God our Father

For ye received not the spirit of bondage again unto fear; but ye received the spirit of adoption, whereby we cry, “Abba, Father” (Romans 8:15).

For many people, fathers are honored and revered, respected and appreciated for all the love they have shown to their children. Sadly, for many others, fathers are not looked upon so kindly because of abuse, neglect, or abandonment. Some have no real father figure in their lives.

Regardless of how effectively our fathers embraced their responsibilities, most of us understand that the “father figure” in our lives is quite important to our development and well-being. Fathers have a critical role to play in the lives of their children, contrary to what some today say. Studies have shown that the self-image, self-confidence, and behavior of children are strongly influenced by the role their father plays in their lives.

There is a good reason why the “father figure” is a necessary component to our well-being: one of the most prevalent metaphors describing our relationship to God is that of Father and child. Our earthly fathers are the imperfect physical shadow of the perfect spiritual reality present in our Heavenly Father (cf. Hebrews 12:5-11). At best, if our relationship with our earthly father is good, we can see the reflection of our heavenly Father through that relationship. At worst, if our relationship with our earthly father is poor, we can nevertheless establish our heavenly Father as the “father figure” we never had physically.

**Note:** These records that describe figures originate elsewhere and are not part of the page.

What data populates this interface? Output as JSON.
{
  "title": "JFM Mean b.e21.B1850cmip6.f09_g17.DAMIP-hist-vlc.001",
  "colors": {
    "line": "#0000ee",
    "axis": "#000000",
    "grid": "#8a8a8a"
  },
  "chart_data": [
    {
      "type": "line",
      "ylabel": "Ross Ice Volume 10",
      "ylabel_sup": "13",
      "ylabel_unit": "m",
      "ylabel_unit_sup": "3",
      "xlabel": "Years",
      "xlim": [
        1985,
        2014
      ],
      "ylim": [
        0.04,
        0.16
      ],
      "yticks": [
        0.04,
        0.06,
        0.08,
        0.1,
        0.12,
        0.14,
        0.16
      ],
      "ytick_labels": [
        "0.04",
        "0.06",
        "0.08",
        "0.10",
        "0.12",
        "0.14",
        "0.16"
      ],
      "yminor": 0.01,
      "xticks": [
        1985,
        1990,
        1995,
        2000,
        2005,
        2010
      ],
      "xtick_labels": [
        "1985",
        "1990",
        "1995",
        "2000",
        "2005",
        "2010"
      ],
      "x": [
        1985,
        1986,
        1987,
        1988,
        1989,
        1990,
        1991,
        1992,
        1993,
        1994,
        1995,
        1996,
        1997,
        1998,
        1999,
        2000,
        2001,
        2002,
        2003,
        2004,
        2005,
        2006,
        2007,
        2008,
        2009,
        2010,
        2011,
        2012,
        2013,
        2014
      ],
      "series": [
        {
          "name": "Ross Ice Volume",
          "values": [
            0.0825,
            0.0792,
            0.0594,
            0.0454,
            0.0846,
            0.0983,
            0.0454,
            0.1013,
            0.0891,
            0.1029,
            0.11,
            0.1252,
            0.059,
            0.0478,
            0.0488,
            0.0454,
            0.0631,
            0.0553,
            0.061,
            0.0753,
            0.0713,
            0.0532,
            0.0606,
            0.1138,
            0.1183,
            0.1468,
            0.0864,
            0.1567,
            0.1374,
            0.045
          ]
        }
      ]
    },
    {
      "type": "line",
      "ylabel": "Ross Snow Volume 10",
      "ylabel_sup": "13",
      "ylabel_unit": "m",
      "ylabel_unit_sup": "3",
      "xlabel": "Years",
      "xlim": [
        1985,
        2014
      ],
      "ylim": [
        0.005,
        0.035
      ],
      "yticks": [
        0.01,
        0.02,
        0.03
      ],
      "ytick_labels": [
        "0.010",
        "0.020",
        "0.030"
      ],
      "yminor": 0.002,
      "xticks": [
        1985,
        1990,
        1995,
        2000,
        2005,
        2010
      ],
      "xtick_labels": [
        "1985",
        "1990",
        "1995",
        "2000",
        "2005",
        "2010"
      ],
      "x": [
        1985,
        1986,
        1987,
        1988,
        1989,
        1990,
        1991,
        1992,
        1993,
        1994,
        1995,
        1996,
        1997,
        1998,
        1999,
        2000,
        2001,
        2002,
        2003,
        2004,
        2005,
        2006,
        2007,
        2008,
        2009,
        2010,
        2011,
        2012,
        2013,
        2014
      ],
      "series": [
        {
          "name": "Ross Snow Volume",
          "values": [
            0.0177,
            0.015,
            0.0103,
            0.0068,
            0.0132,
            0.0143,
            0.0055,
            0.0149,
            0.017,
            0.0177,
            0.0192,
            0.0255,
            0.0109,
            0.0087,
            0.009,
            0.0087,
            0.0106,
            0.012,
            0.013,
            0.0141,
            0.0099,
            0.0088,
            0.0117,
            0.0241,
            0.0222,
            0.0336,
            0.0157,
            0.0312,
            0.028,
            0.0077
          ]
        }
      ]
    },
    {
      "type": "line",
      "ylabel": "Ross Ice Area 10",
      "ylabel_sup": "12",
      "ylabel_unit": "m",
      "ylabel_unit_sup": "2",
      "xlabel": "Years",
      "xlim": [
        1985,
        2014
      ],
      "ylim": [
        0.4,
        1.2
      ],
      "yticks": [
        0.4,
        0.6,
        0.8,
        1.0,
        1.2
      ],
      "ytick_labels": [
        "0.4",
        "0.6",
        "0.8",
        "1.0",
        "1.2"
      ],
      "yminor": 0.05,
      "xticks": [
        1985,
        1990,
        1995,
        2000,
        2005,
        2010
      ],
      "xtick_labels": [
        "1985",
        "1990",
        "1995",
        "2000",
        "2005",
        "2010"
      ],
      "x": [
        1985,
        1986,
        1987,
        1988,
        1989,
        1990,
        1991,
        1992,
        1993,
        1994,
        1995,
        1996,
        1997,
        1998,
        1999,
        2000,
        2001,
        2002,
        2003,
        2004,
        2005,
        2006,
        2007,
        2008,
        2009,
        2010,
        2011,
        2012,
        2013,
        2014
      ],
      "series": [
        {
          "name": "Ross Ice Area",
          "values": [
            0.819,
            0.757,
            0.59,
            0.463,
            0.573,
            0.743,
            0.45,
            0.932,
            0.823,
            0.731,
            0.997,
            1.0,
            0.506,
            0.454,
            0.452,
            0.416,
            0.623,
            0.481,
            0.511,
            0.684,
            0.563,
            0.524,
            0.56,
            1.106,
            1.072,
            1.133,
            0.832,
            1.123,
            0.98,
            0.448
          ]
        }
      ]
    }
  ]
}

The worst thing we could do is to project any ill will that we might have toward an earthly father because of his imperfections upon our heavenly Father. For too many, the image of the heavenly Father is an overbearing old man who is only interested in showing us how we have made mistakes and who seeks opportunities to destroy us.

Nothing could be further from the truth. If our heavenly Father really felt that way, He could easily have just turned His back on His creation, casting everyone into hell for their sin (cf. Romans 6:23)!

Please consider the picture of the father in the parable of the prodigal son (Luke 15:11-32): a father brokenhearted by the willful rebellion of his son, yet willing to humiliate himself by running toward the son as he returns, bestowing again honor and grace on account of his great love toward his child.

This is how Jesus portrays our heavenly Father for us. We have rebelled against Him, and it has broken His heart in many ways (Isaiah 59:1-2). God has paid for the redemption we could never afford to buy through the sacrifice of His Son, and through Him wants to bless us with all things (Romans 8:31-32). He wants to save us because He loves us– He does not want any of us to perish (John 3:16, 1 Timothy 2:4, 2 Peter 3:8)!

Earthly fathers are to be honored for their position (Ephesians 6:1-2); how much more, then, should we honor our heavenly Father, who loves us and has graciously given us all things? Let us honor and praise God our Father, and look to Him for guidance, counsel, insight, and strength, and be saved through our relationship with Him!